SEAGULL ENERGY CORPORATION
EXECUTIVE SUPPLEMENTAL RETIREMENT PLAN
MEMBERSHIP AGREEMENT

     WHEREAS, BARRY J. GALT (“Employee”) has been designated as eligible to become a Member of the SEAGULL ENERGY CORPORATION EXECUTIVE SUPPLEMENTAL RETIREMENT PLAN (the “Plan”), a copy of which is attached hereto as Exhibit “A,” subject to and conditioned upon Employee’s execution of this agreement; and

     WHEREAS, Employee desires to become a Member of the Plan on the terms and provisions set forth therein and in this agreement;

     NOW, THEREFORE, the parties hereto agree as follows:

     1. Employee agrees to become a Member of the Plan, effective as of February 3, 1986.

     2. For purposes of Section 1.01(5) of the Plan, Employee’s considered period shall be his last three consecutive calendar years of employment or, if less, all of his completed calendar years of employment.

     3. For purposes of Section 1.01(8) of the Plan, Employee’s Compensation for 1984 shall be deemed equal to $300,000.00 and his Compensation for 1985 shall be deemed equal to $330,000.00.
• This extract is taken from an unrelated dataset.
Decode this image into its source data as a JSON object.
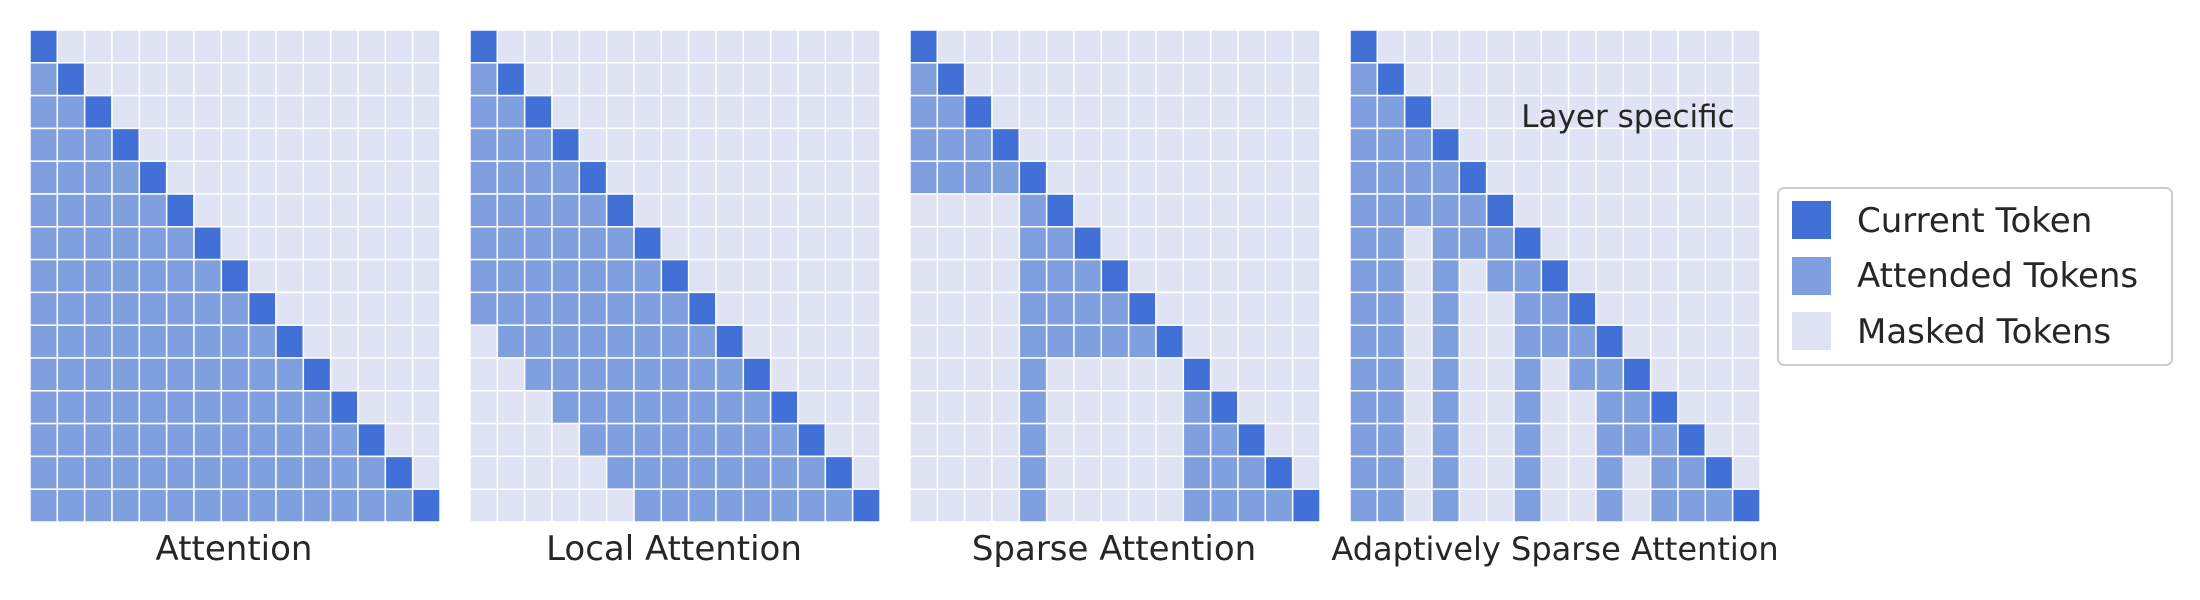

     4. Employee's Applicable Percentage under the Plan shall be 50%.

     5. Employee's Vesting Schedule under the Plan shall be as follows:

Vested
Interest

   
 Prior to January 1, 1984  40 %
 As of December 31, 1984*  48 %
 As of December 31, 1985*  56 %
 As of December 31, 1986*  64 %
 As of December 31, 1987*  72 %
 As of December 31, 1988*  80 %
 As of December 31, 1989*  88 %
 As of December 31, 1990*  96 %
?As of December 31, 1991* and thereafter  100 %

     *provided that Employee is employed by the Company on such date and has been so employed by the Company on a full-time basis during the twelve month period immediately preceding such date.
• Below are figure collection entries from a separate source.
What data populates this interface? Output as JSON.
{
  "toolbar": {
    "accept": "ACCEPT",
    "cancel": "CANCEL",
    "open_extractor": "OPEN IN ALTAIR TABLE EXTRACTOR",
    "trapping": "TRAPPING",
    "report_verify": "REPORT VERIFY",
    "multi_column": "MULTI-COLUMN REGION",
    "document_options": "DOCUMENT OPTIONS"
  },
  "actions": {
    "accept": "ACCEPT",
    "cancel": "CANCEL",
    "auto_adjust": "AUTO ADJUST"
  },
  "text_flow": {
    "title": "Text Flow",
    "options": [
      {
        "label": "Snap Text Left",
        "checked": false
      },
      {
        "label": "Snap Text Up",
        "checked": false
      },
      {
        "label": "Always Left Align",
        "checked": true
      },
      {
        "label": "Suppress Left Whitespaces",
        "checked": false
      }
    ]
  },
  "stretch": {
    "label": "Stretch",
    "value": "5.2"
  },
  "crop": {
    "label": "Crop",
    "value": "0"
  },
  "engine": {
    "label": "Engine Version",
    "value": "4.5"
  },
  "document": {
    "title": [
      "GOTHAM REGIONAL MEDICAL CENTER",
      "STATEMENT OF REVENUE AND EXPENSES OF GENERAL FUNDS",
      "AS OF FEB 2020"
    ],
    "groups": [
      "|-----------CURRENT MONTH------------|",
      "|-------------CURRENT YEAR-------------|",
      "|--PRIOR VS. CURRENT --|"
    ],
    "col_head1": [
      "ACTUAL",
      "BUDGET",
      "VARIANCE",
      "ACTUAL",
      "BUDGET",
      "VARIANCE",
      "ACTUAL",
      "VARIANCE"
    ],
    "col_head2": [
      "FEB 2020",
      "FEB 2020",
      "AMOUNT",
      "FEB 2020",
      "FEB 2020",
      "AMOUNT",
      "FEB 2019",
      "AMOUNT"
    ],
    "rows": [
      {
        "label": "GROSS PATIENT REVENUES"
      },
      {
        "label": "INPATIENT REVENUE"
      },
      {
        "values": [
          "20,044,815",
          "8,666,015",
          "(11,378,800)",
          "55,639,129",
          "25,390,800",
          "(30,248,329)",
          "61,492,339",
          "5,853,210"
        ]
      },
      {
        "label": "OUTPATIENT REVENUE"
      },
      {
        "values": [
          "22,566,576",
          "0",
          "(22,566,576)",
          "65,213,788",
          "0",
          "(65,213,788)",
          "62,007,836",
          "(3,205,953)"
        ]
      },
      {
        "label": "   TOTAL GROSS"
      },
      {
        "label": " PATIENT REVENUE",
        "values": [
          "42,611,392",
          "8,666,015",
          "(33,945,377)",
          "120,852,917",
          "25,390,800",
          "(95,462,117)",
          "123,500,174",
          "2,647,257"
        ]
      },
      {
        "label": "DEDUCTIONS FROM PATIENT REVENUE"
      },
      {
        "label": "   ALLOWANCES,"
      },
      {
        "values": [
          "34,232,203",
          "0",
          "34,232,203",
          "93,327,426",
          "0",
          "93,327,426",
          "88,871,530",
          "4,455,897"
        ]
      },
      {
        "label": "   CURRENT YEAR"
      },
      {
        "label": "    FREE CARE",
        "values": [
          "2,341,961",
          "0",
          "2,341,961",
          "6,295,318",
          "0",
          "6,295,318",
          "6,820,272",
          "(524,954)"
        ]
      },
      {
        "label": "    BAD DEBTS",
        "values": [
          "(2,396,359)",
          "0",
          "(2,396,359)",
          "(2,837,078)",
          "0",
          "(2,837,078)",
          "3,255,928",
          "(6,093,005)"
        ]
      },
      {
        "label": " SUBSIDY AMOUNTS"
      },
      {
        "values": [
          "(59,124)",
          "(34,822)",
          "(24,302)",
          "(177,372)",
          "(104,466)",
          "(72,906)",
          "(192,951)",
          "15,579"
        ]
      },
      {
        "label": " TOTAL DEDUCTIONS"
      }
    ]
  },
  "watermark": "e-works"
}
For purposes of the foregoing schedule, Employee shall be deemed to have been in the full-time employment of the Company for the entire year of 1984.

     6. The aggregate amount of any death benefits becoming payable pursuant to Section 4.04 of the Plan shall be reduced, dollar-for-dollar, by the dollar amount of insurance proceeds payable (regardless of the identity of the beneficiary thereunder) as a result of Employee’s death pursuant to any life insurance maintained on the life of the Employee pursuant to Section 3.4 of the Employment Agreement entered into by and between Employee and the Company on December 30, 1983.

     IN WITNESS WHEREOF, the parties hereto have caused these presents to be executed this 3rd day of February, 1986.